Comment cela est-il possible ? Que se passe-t-il ? Me voici marchant quelques mètres de plus, quelques mètres de trop… Je me trouve dans un nuage de fumée, s’épaississant en 2 secondes, le temps de rien. Les yeux me piquent, la gorge me chatouille. Je connais cette sensation, nous nous étions déjà rencontré la dernière fois. Même pas le temps de me tartiner les yeux de salive que mon visage se retrouve en feu, je ne peux plus voir, je ne peux plus respirer, je ne peux plus parler. J’entends la foule en détresse en second plan, les gens qui partent en courant sans savoir où aller, des bousculades, des mini émeutes. Des débris volent au-dessus de ma tête, je les sens tomber dans mes cheveux, mais je ne peux rien faire. La fumée est partout, s’étalant sur plusieurs mètres, m’empêchant totalement de respirer. Je ne vois pas d’issue. Je commence à ne plus tenir debout et malgré tout, je continue d’entendre le clic de nouvelles grenades. J’avais deux choix, soit, je succombais et perdais mes esprits comme certains au risque de me faire piétiner, soit, je tentais de battre mon record d’apnée et d’aller vers un air sans fumée.
…SANS COMMENTAIRES..
Une porte s’ouvrit, je m’engouffre. Je m’écroule. Je retrouve ma respiration, du plus profond des mes poumons. Nous sommes plusieurs à avoir trouvé refuge. Je suis un peu en panique, choquée. Est-ce vraiment des hommes qui ont fait cela ? N’est-ce pas seulement à la télé ? J’ai cru y rester. Jamais je n’avais vécu un moment avec autant de violence. Jamais je n’avais eu ce sentiment de fin. Et pourtant, je n’aurais pas dû être surprise. Il s’agissait finalement du calme avant la tempête.

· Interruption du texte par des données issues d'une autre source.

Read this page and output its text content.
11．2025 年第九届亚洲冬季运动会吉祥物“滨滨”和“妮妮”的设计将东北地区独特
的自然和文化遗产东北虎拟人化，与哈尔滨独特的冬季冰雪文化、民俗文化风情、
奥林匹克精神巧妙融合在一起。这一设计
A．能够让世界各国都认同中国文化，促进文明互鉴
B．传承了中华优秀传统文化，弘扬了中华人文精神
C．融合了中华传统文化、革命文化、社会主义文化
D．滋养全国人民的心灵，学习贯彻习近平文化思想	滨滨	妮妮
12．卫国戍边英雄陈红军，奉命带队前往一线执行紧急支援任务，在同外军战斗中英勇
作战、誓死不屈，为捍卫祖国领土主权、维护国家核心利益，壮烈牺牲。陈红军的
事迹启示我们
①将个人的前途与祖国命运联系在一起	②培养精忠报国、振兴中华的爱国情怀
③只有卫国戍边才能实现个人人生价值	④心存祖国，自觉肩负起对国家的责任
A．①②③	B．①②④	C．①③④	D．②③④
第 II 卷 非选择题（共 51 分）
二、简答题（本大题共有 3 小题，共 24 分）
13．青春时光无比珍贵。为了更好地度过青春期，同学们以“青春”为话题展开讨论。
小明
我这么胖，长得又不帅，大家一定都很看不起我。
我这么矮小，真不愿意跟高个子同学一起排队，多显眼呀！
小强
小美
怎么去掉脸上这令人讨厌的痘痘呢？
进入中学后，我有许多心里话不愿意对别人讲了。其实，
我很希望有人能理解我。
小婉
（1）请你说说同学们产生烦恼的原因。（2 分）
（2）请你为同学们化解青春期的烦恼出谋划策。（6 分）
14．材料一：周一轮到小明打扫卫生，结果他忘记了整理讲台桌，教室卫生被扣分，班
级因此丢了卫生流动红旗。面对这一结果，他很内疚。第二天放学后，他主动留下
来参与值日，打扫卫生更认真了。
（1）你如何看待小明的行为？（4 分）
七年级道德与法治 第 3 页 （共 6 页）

Jambes flanchantes, je dois sortir. Après de longues minutes d’attentes, de secours portés à une dame en total état de choc, aidée par des T-shirts blancs qui nous confirmaient que « c’était tombé sévère dehors », je devais partir. Appréhendant la situation à l’extérieur, je fus surprise et rassurée de voir que tout le monde avait quasiment déserté les lieux. J’entendais encore des gens crier « ils ont utilisé le canon à eau place du Capitole ! ». Retrouvant mes esprits, je compris qu’ils nous avaient encerclés comme un troupeau de moutons. Ils nous avaient coincés volontairement, manifestants, non-manifestants, journalistes, vieux, jeunes, enfants, afin d’envoyer leurs bombes à gaz. Ils voulaient que la manifestation prenne fin, ils voulaient nous disperser et ils n’avaient pas fait semblant.
La nuit tombait, j’étais frigorifiée, encore un peu perturbée par ce qu’il venait de se passer. Une question raisonnée en moi « Pourquoi ? », « Pourquoi ? », « Pourquoi ? »… En recherche de grand air, d’air pur, je prenais la direction des boulevards. Ma peau me grattait, mon visage me démangeait, et ce mauvais goût dans ma bouche… Et là, je vis ce que j’appréhendais. Des répliques entre manifestants et force de l’ordre. Des mots que je n’écrirais pas ici, des cris, des insultes, des feux, des barricades… Bref, un joli portrait nocturne qui me fit mal au ventre. Des notes de guérillas, des airs d’anarchie, une vision de petite fin du monde. Des gaz étaient lancés en quantité astronomique me donnant encore la nausée… Il était temps de m’éloigner et de trouver du calme. En levant la tête, je réalisais me trouver aux pieds du support de la statue de Jeanne d’Arc. Heureusement loin des boules de feu qui auraient pu rouler sous ses pieds, cette dernière fut remplacée par une œuvre d’art, ornée d’un gilet jaune pour l’occasion, le temps de sa remise en beauté. Remarque, elle en a vu d’autres Jeanne…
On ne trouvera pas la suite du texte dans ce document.